Studio album by Denise Ho
- Released: October 8, 2009
- Genre: Pop
- Label: East Asia Music

Denise Ho chronology
| Ten Days in the Madhouse (2008) | Heroes (2009) | Unnamed.Poem (2010) |

= Heroes (HOCC album) =

Heroes is an album by Denise Ho, released on October 8, 2009. On the day of its release, she also began her Supergoo concerts at the Hong Kong Coliseum.
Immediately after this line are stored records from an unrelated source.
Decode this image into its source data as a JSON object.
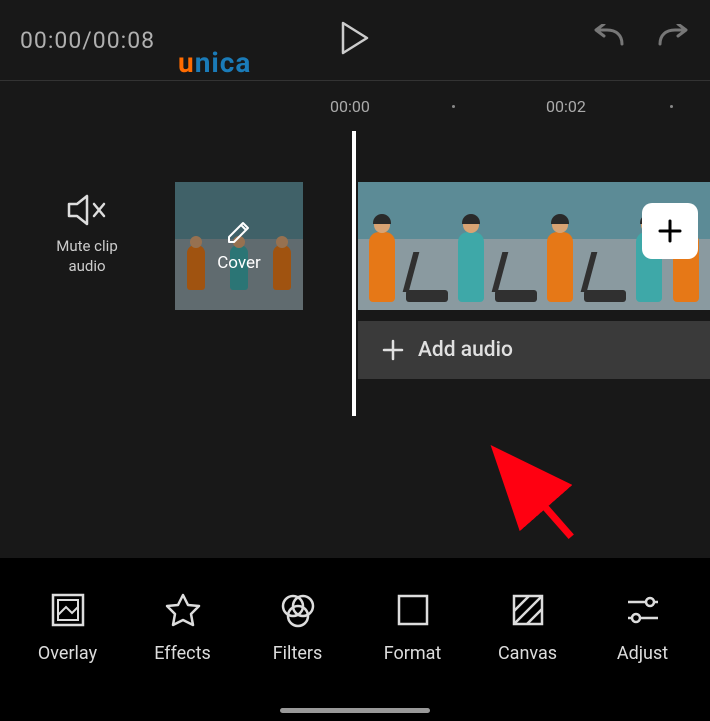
{
  "header": {
    "time_current": "00:00",
    "time_separator": "/",
    "time_total": "00:08"
  },
  "watermark": {
    "letter_u": "u",
    "rest": "nica"
  },
  "ruler": {
    "tick_1": "00:00",
    "tick_2": "00:02"
  },
  "timeline": {
    "mute_label": "Mute clip audio",
    "cover_label": "Cover",
    "add_audio_label": "Add audio"
  },
  "toolbar": {
    "overlay": "Overlay",
    "effects": "Effects",
    "filters": "Filters",
    "format": "Format",
    "canvas": "Canvas",
    "adjust": "Adjust"
  }
}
All of the album's songs were composed by Hanjin Tan and Ho's older brother Harris Ho, with lyrics written by Wyman Wong.

==Track listing==
1. Instrumental 1
2. 舊約 ("The Old Testament")
3. 飛簷 ("The Flying Eave")
4. 惹火 ("Hot")
5. 狂草 ("Infurious Grass")
6. Instrumental 2
7. 冰心 ("Icy Heart")
8. 面書 ("Facebook")
9. 可可 ("Cocoa")
10. 妮歌(“Nicole", a song for Anita Mui)
11. Instrumental 3
12. 金剛經 ("The Diamond Sutra")
13. 舊約 (青山變奏)(The Old Testament [Green Mountain Orchestra Mix])

===MV DVD===
Included with the album.
- 舊約 ("The Old Testament") music video
- 金剛經music video

==Notes==
- 3 COLORS (Red, White, Black) are available.
- Limited First Press version comes in a special-design disc case shaped like the SuperGoo logo, which houses the extra gifts like a mini poster, stickers, and "The Diamond Sutra" flip book.